Betty présente ainsi un équilibre précaire, celui d’une famille perpétuellement déchirée entre tendresse, entraide et  bienveillance et rancœur, animosité et méfiance. Le besoin d’esquive à ce milieu étouffant prend diverses formes pour les sœurs. Pour l’aînée, Fraya, c’est se débarrasser de l’emprise d’un frère, pour la volage Flossie, c’est accéder à un monde hollywoodien plus faste que son quotidien. Pour Betty, il s’agira plus simplement d’être acceptée par ses pairs, d’être quelqu’un d’autre qu’elle-même, qu’il serait plus facile à assumer en société. Pour tous les enfants cependant, la réelle source de réconfort est incarnée par leur père. Mais avec le temps ses récits se raréfient, et leur force semble se tarir : ils n’ont plus la capacité magique d’antan de balayer les déceptions et les catastrophes, qu’elles qu’en soient la gravité. Ils révèlent plutôt les failles du père et sa fragilité, lui qui représentait la seule entité solide et sûre dans le monde des enfants.

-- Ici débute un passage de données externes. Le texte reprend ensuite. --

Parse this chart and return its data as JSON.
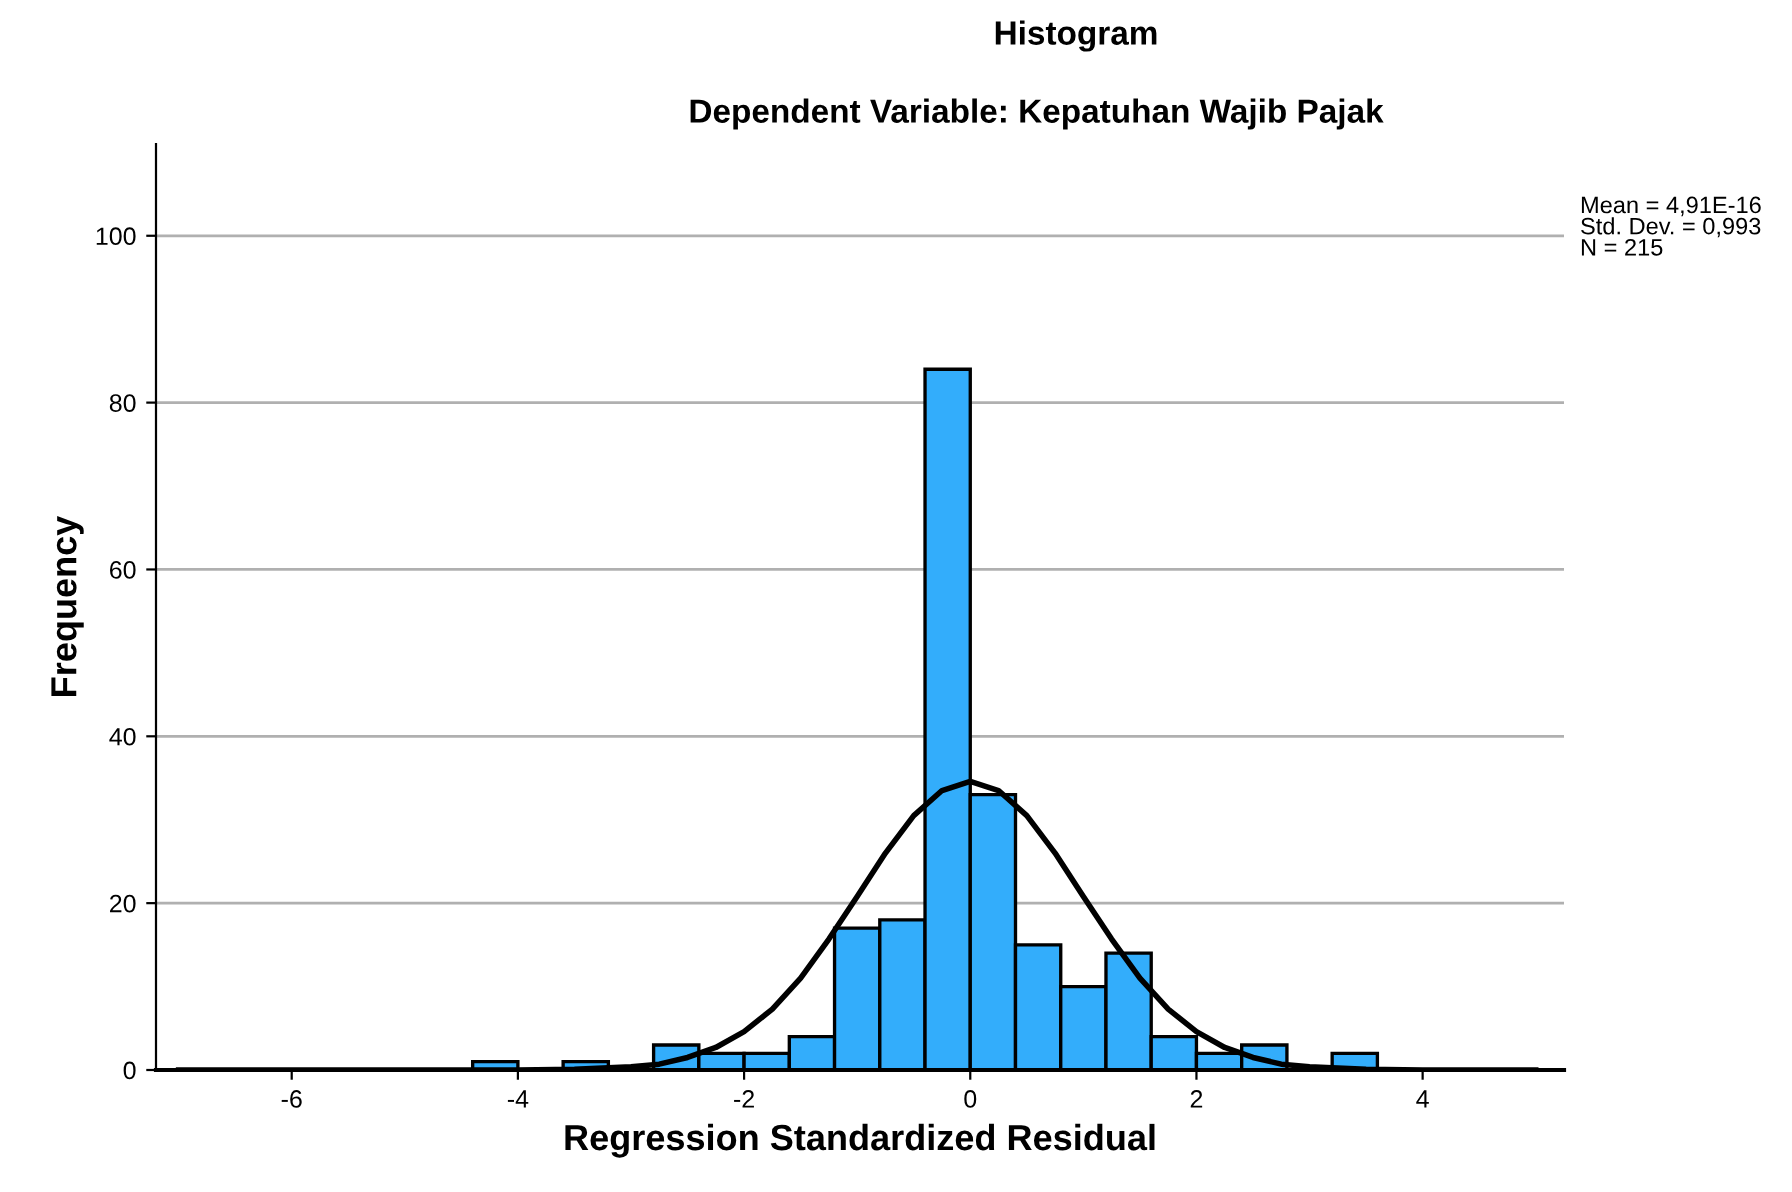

« J’ai compris une chose à ce moment-là : non seulement Papa avait besoin que l’on croie à ses histoires, mais nous avions tout autant besoin d’y croire aussi. Croire aux étoiles pas encore mûres. Croire que les aigles sont capables de faire des choses extraordinaires. En fait, nous nous raccrochions comme des forcenées à l’espoir que la vie ne se limitait pas à la simple réalité autour de nous. Alors seulement pouvions-nous prétendre à une destinée autre que celle à laquelle nous nous sentions condamnées. »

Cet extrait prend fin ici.